Al final del texto del 9 de septiembre de 1973, “The (ugly) beatiful people”, Pacheco comenta la misiva enviada a Newsweek por Ed Tomaslewicks, un lector nigeriano, como reacción a la entrevista a la bellísima actriz, modelo y aristócrata Marisa Berenson, difundida en un número previo de esa publicación. En ella, Berenson expresó que, como ya había visto medio mundo y conocido a toda la gente importante, se aburría de encontrar las mismas caras, en la Costa Azul, en París, en Roma, en los vestidores de los más prestigiosos diseñadores de moda. En su carta, ese lector asumió una voz colectiva para hablar “En nombre de las multitudes afligidas por la sequía, hambrientas y agonizantes” de varios países africanos y para invitar a Berenson a visitar la otra mitad del mundo, en donde, dice él, “estoy seguro de que ella verá las caras que nunca antes miró: los rostros del hambre, de la desesperación y de la muerte”. Como esta cita cierra el inventario, Pacheco tan sólo funge como un mediador que acerca a los lectores mexicanos a publicaciones extranjeras no asequibles para ellos, para empezar porque están en inglés, lengua que la mayoría desconoce. Aunque él no emite ningún juicio, su traducción de la carta y la explicación del contexto que la generó entrañan una postura ética, pues provocan un inquietante encuentro del yo con el Otro. La misiva del nigeriano en Newsweek implica la intromisión de una Otredad que no puede reducirse o asimilarse, porque funciona como un elemento de choque que cuestiona sin decirlo la complaciente cosmovisión de los pudientes lectores de la revista (si Berenson la vio, por lo menos se habrá avergonzado de su inaudita frivolidad). Asimismo, al traducir al español la carta para el Diorama, Pacheco lanza un desafío a los lectores mexicanos, quienes de seguro dedujeron que él deseaba sugerir con sutileza la semejanza con nuestro país, porque aquí también podemos percibir “los rostros del hambre, de la desesperación y de la muerte”, sin necesidad de visitar África.

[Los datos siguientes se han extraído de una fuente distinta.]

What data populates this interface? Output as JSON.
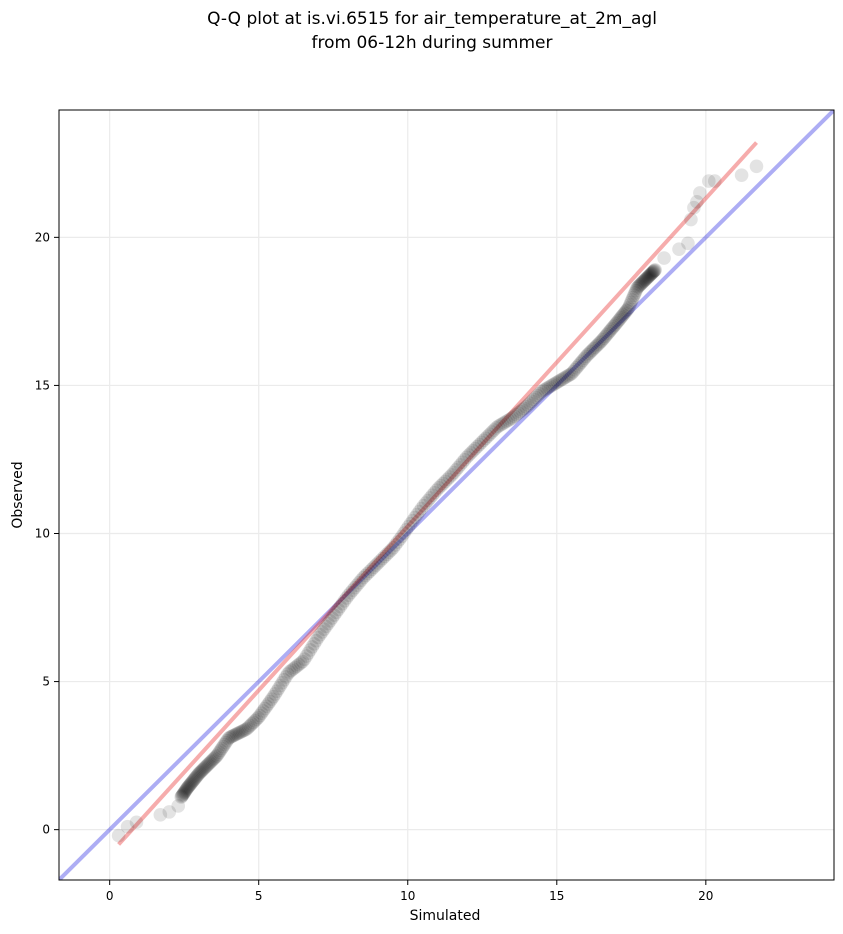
{
  "chart_data": {
    "type": "scatter",
    "title_lines": [
      "Q-Q plot at is.vi.6515 for air_temperature_at_2m_agl",
      "from 06-12h during summer"
    ],
    "xlabel": "Simulated",
    "ylabel": "Observed",
    "xlim": [
      -1.7,
      24.3
    ],
    "ylim": [
      -1.7,
      24.3
    ],
    "xticks": [
      0,
      5,
      10,
      15,
      20
    ],
    "yticks": [
      0,
      5,
      10,
      15,
      20
    ],
    "grid": true,
    "identity_line": {
      "color": "#0000dd",
      "opacity": 0.32
    },
    "fit_line": {
      "x": [
        0.3,
        21.7
      ],
      "y": [
        -0.5,
        23.2
      ],
      "color": "#e83030",
      "opacity": 0.4
    },
    "quantile_knots": {
      "x": [
        0.3,
        1.6,
        2.2,
        2.6,
        3.0,
        3.6,
        4.0,
        4.6,
        5.0,
        5.5,
        6.0,
        6.5,
        7.0,
        7.5,
        8.0,
        8.5,
        9.0,
        9.5,
        9.8,
        10.0,
        10.5,
        11.0,
        11.5,
        12.0,
        12.5,
        13.0,
        13.5,
        14.0,
        14.5,
        15.0,
        15.5,
        16.0,
        16.5,
        17.0,
        17.4,
        17.7,
        18.3,
        19.0,
        19.6,
        20.2,
        21.7
      ],
      "y": [
        -0.2,
        0.5,
        0.8,
        1.4,
        1.9,
        2.5,
        3.1,
        3.4,
        3.8,
        4.5,
        5.3,
        5.7,
        6.5,
        7.2,
        7.9,
        8.5,
        9.0,
        9.5,
        9.9,
        10.2,
        10.9,
        11.5,
        12.0,
        12.6,
        13.1,
        13.6,
        13.9,
        14.3,
        14.8,
        15.1,
        15.4,
        16.0,
        16.5,
        17.1,
        17.6,
        18.3,
        18.9,
        19.5,
        20.5,
        21.9,
        22.4
      ],
      "n_points": 300
    },
    "tail_points": [
      {
        "x": 0.3,
        "y": -0.2
      },
      {
        "x": 0.6,
        "y": 0.1
      },
      {
        "x": 0.9,
        "y": 0.25
      },
      {
        "x": 1.7,
        "y": 0.5
      },
      {
        "x": 2.0,
        "y": 0.6
      },
      {
        "x": 2.3,
        "y": 0.8
      },
      {
        "x": 18.6,
        "y": 19.3
      },
      {
        "x": 19.1,
        "y": 19.6
      },
      {
        "x": 19.4,
        "y": 19.8
      },
      {
        "x": 19.5,
        "y": 20.6
      },
      {
        "x": 19.6,
        "y": 21.0
      },
      {
        "x": 19.7,
        "y": 21.2
      },
      {
        "x": 19.8,
        "y": 21.5
      },
      {
        "x": 20.1,
        "y": 21.9
      },
      {
        "x": 20.3,
        "y": 21.9
      },
      {
        "x": 21.2,
        "y": 22.1
      },
      {
        "x": 21.7,
        "y": 22.4
      }
    ]
  }
}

Si acaso se me pidiera definir qué son los inventarios, de los que he intentado ofrecer una pálida pero ilustrativa muestra, respondería sin dudar: una enciclopedia cultural en la que conviven el ensayo, la narrativa y la poesía; un espacio textual donde Pacheco se apropia de la cultura mexicana y occidental con el más loable de los anhelos: transmitirla a los otros, sobre todo a quienes no tienen acceso directo a ella. En última instancia, en sus textos él sigue al pie de la letra la sentencia de Terencio: “Nada de lo humano me es ajeno”. Y cultivando con generosidad un profundo sentido ético, comparte con los demás el fruto de este ideal; gracias a ello, en sus inventarios hemos leído de manera indirecta muchos libros (lo cual a veces incluso nos permite simular cierta erudición).◊

 


1 Acaba de aparecer una valiosa compilación que ofrece alrededor de un tercio de los textos de ambas etapas: Inventario, Era/El Colegio Nacional/uas/unam, México, 2017. Debe agradecerse este hito editorial y a quienes seleccionaron el material (Héctor Manjarrez, Eduardo Antonio Parra, José Ramón Ruisánchez y Paloma Villegas, dirigidos anónimamente por Marcelo Uribe, amigo y editor de Pacheco); sólo cabe lamentar que esta edición carezca de un elemento que se antoja relativamente factible en esta era digital: índices onomásticos que guíen al lector en la consulta de los diversos contenidos de la antología. Como los inventarios que cito no forman parte de ella, los identificaré tan sólo por su fecha.

2 Cabe añadir que dentro de esa función social se encuentra un aspecto no considerado por Pacheco, el cual me señala mi colega Soledad Loaeza, quien declara que en su adolescencia fue ferviente lectora de Corín Tellado: la contribución de sus novelas a la educación sentimental de sus jóvenes lectoras.